An authoritative Sanhedrin must be in place, as well as a High Priest, who can certify the red heifer as meeting the extensive list of conditions.

The priest who slaughters it must be at least 17 years old and have been raised his entire life in a corpse-free environment.  That condition alone, and all that is done to achieve it, will absolutely boggle your mind….

So, the actual spot where the red heifer offering was made has been determined by surveying the land, finding remains of the necessary mikveh and other structures.  But, most importantly, the location must be high enough up on the mountain to allow the priest to see from that location through the Eastern Gate and then straight into the Eastern doors of the Temple.  What’s tricky here is that there is a lot of debate about where the Temple was actually located.  Most authorities agree it was located on the spot where the Muslim Dome of the Rock stands today; that is not a unanimous agreement, however.  And, where the Temple stood dictates where the Red Heifer Offering would have taken place.

If you are more interested in this fascinating topic, The Temple Institute has a downloadable book called, “Mystery of the Red Heifer”, by Rabbi Chaim Richman.  Check it out!

After we left Dominus Flevit, we walked down a very steep and narrow road, past the entrance to the Garden of Gethsemane, to meet our bus.

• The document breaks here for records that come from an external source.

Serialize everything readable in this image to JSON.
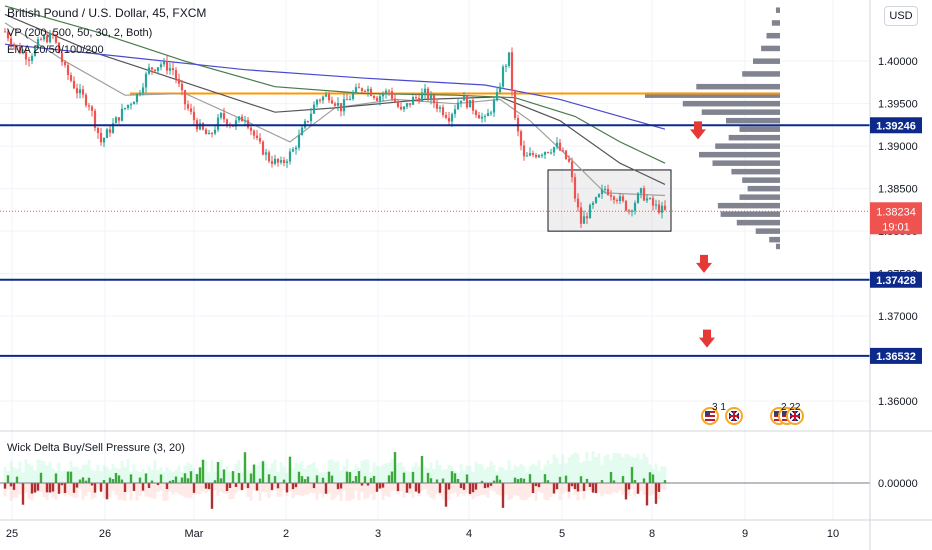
{
  "legend": {
    "title": "British Pound / U.S. Dollar, 45, FXCM",
    "vp": "VP (200, 500, 50, 30, 2, Both)",
    "ema": "EMA 20/50/100/200",
    "indicator": "Wick Delta Buy/Sell Pressure (3, 20)"
  },
  "currency_button": "USD",
  "chart_data": {
    "type": "candlestick",
    "x_ticks": [
      "25",
      "26",
      "Mar",
      "2",
      "3",
      "4",
      "5",
      "8",
      "9",
      "10"
    ],
    "y_ticks": [
      "1.40000",
      "1.39500",
      "1.39000",
      "1.38500",
      "1.38000",
      "1.37500",
      "1.37000",
      "1.36500",
      "1.36000"
    ],
    "ylim": [
      1.3566,
      1.4072
    ],
    "horizontal_levels": [
      {
        "label": "1.39246",
        "value": 1.39246,
        "color": "#0d2a8a"
      },
      {
        "label": "1.37428",
        "value": 1.37428,
        "color": "#0d2a8a"
      },
      {
        "label": "1.36532",
        "value": 1.36532,
        "color": "#0d2a8a"
      }
    ],
    "poc_level": 1.3962,
    "current_price": {
      "label": "1.38234",
      "value": 1.38234,
      "countdown": "19:01"
    },
    "close_path": [
      [
        0,
        1.4035
      ],
      [
        4,
        1.4015
      ],
      [
        8,
        1.4005
      ],
      [
        12,
        1.4025
      ],
      [
        16,
        1.403
      ],
      [
        20,
        1.399
      ],
      [
        24,
        1.3965
      ],
      [
        28,
        1.395
      ],
      [
        32,
        1.3905
      ],
      [
        36,
        1.3925
      ],
      [
        40,
        1.3945
      ],
      [
        44,
        1.396
      ],
      [
        48,
        1.399
      ],
      [
        52,
        1.3997
      ],
      [
        56,
        1.399
      ],
      [
        60,
        1.395
      ],
      [
        64,
        1.3925
      ],
      [
        68,
        1.391
      ],
      [
        72,
        1.3935
      ],
      [
        76,
        1.3925
      ],
      [
        80,
        1.3935
      ],
      [
        84,
        1.3905
      ],
      [
        88,
        1.3885
      ],
      [
        92,
        1.3878
      ],
      [
        96,
        1.3895
      ],
      [
        100,
        1.3925
      ],
      [
        104,
        1.3955
      ],
      [
        108,
        1.396
      ],
      [
        112,
        1.3945
      ],
      [
        116,
        1.3962
      ],
      [
        120,
        1.397
      ],
      [
        124,
        1.3958
      ],
      [
        128,
        1.3965
      ],
      [
        132,
        1.394
      ],
      [
        136,
        1.3955
      ],
      [
        140,
        1.3962
      ],
      [
        144,
        1.3948
      ],
      [
        148,
        1.3935
      ],
      [
        152,
        1.3958
      ],
      [
        156,
        1.3945
      ],
      [
        160,
        1.393
      ],
      [
        164,
        1.3958
      ],
      [
        166,
        1.399
      ],
      [
        168,
        1.4005
      ],
      [
        170,
        1.393
      ],
      [
        173,
        1.3885
      ],
      [
        176,
        1.389
      ],
      [
        180,
        1.3895
      ],
      [
        184,
        1.39
      ],
      [
        188,
        1.388
      ],
      [
        190,
        1.384
      ],
      [
        192,
        1.381
      ],
      [
        196,
        1.383
      ],
      [
        200,
        1.385
      ],
      [
        204,
        1.384
      ],
      [
        208,
        1.3825
      ],
      [
        212,
        1.3845
      ],
      [
        216,
        1.383
      ],
      [
        220,
        1.3823
      ]
    ],
    "ema_lines": [
      {
        "name": "EMA 20",
        "color": "#a0a0a0",
        "points": [
          [
            0,
            1.4045
          ],
          [
            20,
            1.4
          ],
          [
            40,
            1.396
          ],
          [
            60,
            1.3962
          ],
          [
            80,
            1.393
          ],
          [
            95,
            1.3905
          ],
          [
            110,
            1.3945
          ],
          [
            130,
            1.3955
          ],
          [
            150,
            1.395
          ],
          [
            165,
            1.3955
          ],
          [
            175,
            1.393
          ],
          [
            190,
            1.388
          ],
          [
            200,
            1.3845
          ],
          [
            220,
            1.3842
          ]
        ]
      },
      {
        "name": "EMA 50",
        "color": "#555555",
        "points": [
          [
            0,
            1.4055
          ],
          [
            30,
            1.401
          ],
          [
            60,
            1.3975
          ],
          [
            90,
            1.394
          ],
          [
            110,
            1.3945
          ],
          [
            140,
            1.3955
          ],
          [
            165,
            1.3958
          ],
          [
            185,
            1.393
          ],
          [
            205,
            1.388
          ],
          [
            220,
            1.3855
          ]
        ]
      },
      {
        "name": "EMA 100",
        "color": "#4a7a4a",
        "points": [
          [
            0,
            1.4065
          ],
          [
            30,
            1.4035
          ],
          [
            60,
            1.4
          ],
          [
            90,
            1.397
          ],
          [
            120,
            1.3962
          ],
          [
            150,
            1.396
          ],
          [
            170,
            1.3957
          ],
          [
            190,
            1.3935
          ],
          [
            205,
            1.3905
          ],
          [
            220,
            1.388
          ]
        ]
      },
      {
        "name": "EMA 200",
        "color": "#4a4ad0",
        "points": [
          [
            0,
            1.402
          ],
          [
            40,
            1.4005
          ],
          [
            80,
            1.399
          ],
          [
            120,
            1.398
          ],
          [
            160,
            1.3972
          ],
          [
            185,
            1.3955
          ],
          [
            205,
            1.3935
          ],
          [
            220,
            1.392
          ]
        ]
      }
    ],
    "volume_profile": {
      "color": "#6b6f7c",
      "rows": [
        [
          1.406,
          3
        ],
        [
          1.4045,
          6
        ],
        [
          1.403,
          10
        ],
        [
          1.4015,
          14
        ],
        [
          1.4,
          20
        ],
        [
          1.3985,
          28
        ],
        [
          1.397,
          62
        ],
        [
          1.396,
          100
        ],
        [
          1.395,
          72
        ],
        [
          1.394,
          58
        ],
        [
          1.393,
          40
        ],
        [
          1.392,
          30
        ],
        [
          1.391,
          38
        ],
        [
          1.39,
          48
        ],
        [
          1.389,
          60
        ],
        [
          1.388,
          50
        ],
        [
          1.387,
          36
        ],
        [
          1.386,
          28
        ],
        [
          1.385,
          24
        ],
        [
          1.384,
          30
        ],
        [
          1.383,
          46
        ],
        [
          1.382,
          44
        ],
        [
          1.381,
          32
        ],
        [
          1.38,
          18
        ],
        [
          1.379,
          8
        ],
        [
          1.3782,
          3
        ]
      ]
    },
    "range_box": {
      "from": 181,
      "to": 222,
      "high": 1.3872,
      "low": 1.38
    },
    "down_arrows": [
      {
        "x": 231,
        "price": 1.3915
      },
      {
        "x": 233,
        "price": 1.3758
      },
      {
        "x": 234,
        "price": 1.367
      }
    ],
    "events": [
      {
        "x": 235,
        "label": "3 1",
        "flags": [
          "us"
        ]
      },
      {
        "x": 243,
        "label": "",
        "flags": [
          "uk"
        ]
      },
      {
        "x": 258,
        "label": "2 22",
        "flags": [
          "us",
          "us",
          "uk"
        ]
      }
    ],
    "indicator": {
      "title": "Wick Delta Buy/Sell Pressure (3, 20)",
      "zero_label": "0.00000",
      "up_color": "#3aaa3a",
      "down_color": "#b03030"
    }
  }
}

For the rest of the day, we shopped, ate, laughed, reminisced, re-visited our favorite parts of the area around our hotel and/or the Old City of Jerusalem.  And, we packed, which was quite the feat, given all the shopping that was done by our group!  My goodness….I was a “lightweight”…

Tonight, after dinner together, we each received a certificate from our tour group, certifying each of us as a Jerusalem Pilgrim!

What a blessing these last few days have been!